This was a stimulating week for All-Nations members pursuing Bible translation. We hosted a forum for them to learn from others and discuss a number of philosophical and practical issues in translating the Bible.
A recent Bible translation conference provided the impetus for this. We were able to gather and watch selected presentations from that conference, and discuss issues that were raised in each presentation. Some of our members were here in person, and others participated remotely.
What gets talked about at such a gathering?
Well, perhaps a session title would help give a sense. The longest title for a session we watched was this: "The Hermeneutical Burden of Making it Possible for the Modern Reader to Enter into the Literary World Created by the Original Author." If you follow the thought behind that title, you see that this pretty quickly gets into deep issues regarding what it means for a translated text to bridge the gap from the culture in which the text was written to the culture of the people being translated for. These aren't easy issues! In fact, the presenter spent the whole session looking at one New Testament word and its various uses, attempting to understand what cultural sense was being conveyed by the choice of this word in specific situations. This example served as a case study for the issue raised in the title.

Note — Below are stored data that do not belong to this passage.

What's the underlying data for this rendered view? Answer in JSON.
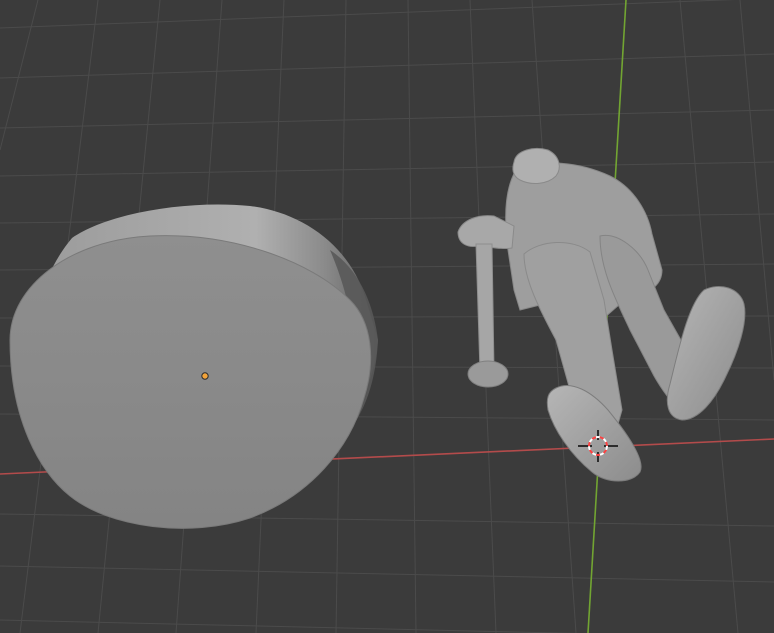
{
  "viewport": {
    "background_color": "#3b3b3b",
    "grid_color": "#4a4a4a",
    "x_axis_color": "#b34b4b",
    "y_axis_color": "#6fa42f"
  },
  "objects": {
    "cylinder": {
      "color": "#8a8a8a",
      "side_color": "#a2a2a2"
    },
    "figure": {
      "color": "#9b9b9b"
    },
    "origin_marker": {
      "color": "#f2a33a"
    }
  },
  "cursor": {
    "icon": "3d-cursor-icon",
    "ring_color_a": "#ff4040",
    "ring_color_b": "#ffffff"
  }
}
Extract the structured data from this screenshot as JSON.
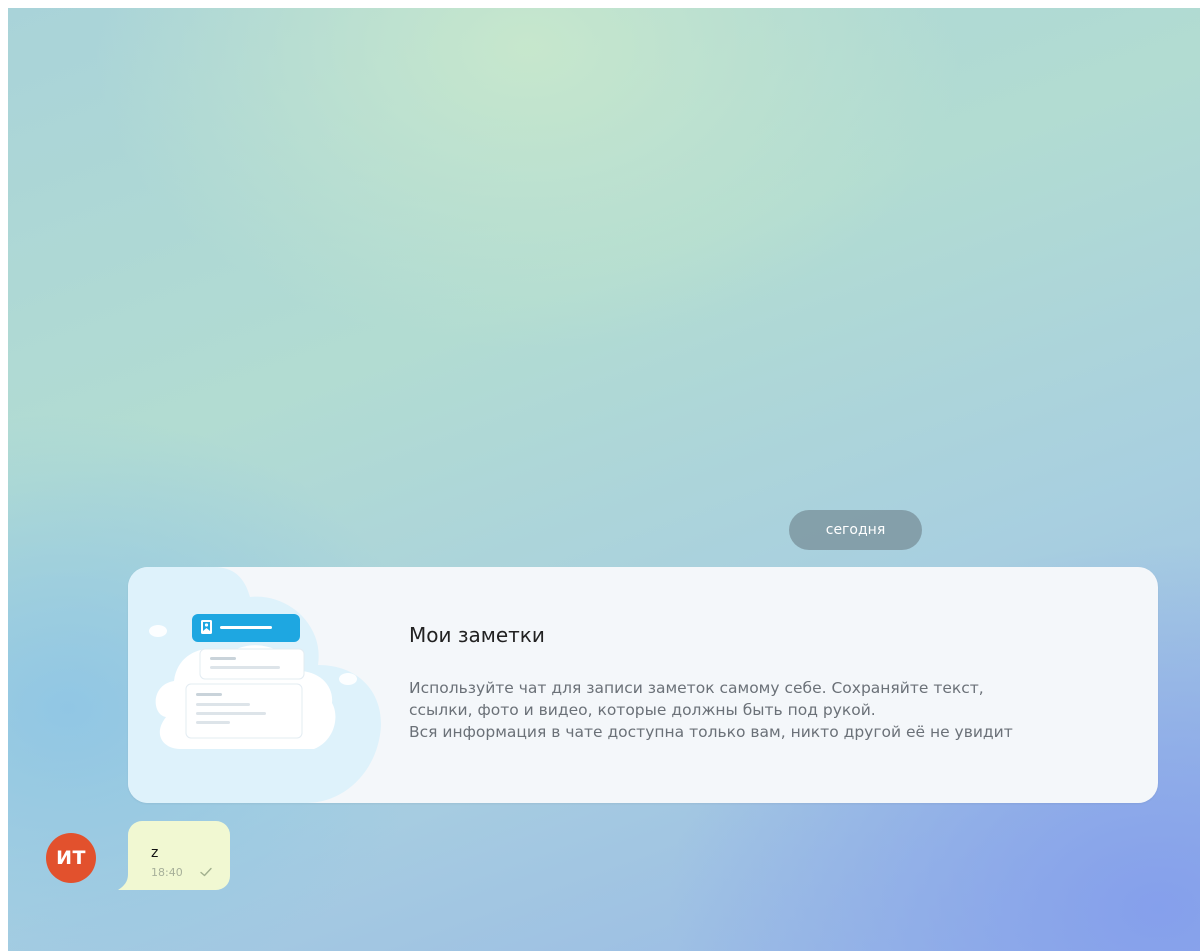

Another was called "God’s Eternal Truth Expressed in Contextual Bible Translation." The key word here is "contextual." What adaptations can be made in translating certain terms to help people of a vastly different culture "get the picture"? As you may expect, we're generally on the conservative side of this debate. The presentation was almost too broad to be useful, making the claim, for example, that translation itself is contextualization. While this may be true in some sense, it leaves us with no clear guide for determining parameters for acceptable vs. unacceptable contextualization. On the other hand, we agreed with a number of the author's examples. If a culture has no sheep, can we translation John the Baptist's proclamation as, "Behold the Piglet of God, who takes away the sin of the world!"? This messes with the biblical understanding of the significance of both sheep and (unclean) pigs, and should never be done.
Here is a sampling of additional topics we covered in discussions:
- How to translate some of the shocking and seemingly vulgar language used in Scripture
- Discourse Analysis: evaluating and understanding a text at higher levels, e.g., paragraph structure, change of subject. This is helpful with both biblical texts and in evaluating how the language works that you hope to translate into.
- A presenter's suggestion about how Jesus' name should be translated in Islamic contexts
- Tools for exegesis: figuring out the best way to express a passage that could be translated several different ways. This is complex because many Hebrew and Greek terms have multiple possible meanings.
- Comparing procedures being used by our members who are already working in translation (Mixtec, Madara, and Mayangna projects)
- Acceptability: whether it's ever okay to use a less accurate term in a translation because of what people are used to or expect. This is often an issue when the people have been exposed to a certain term in another language.
Bible translation is a complex task. Faithfulness in this work is our goal. We appreciate your prayers.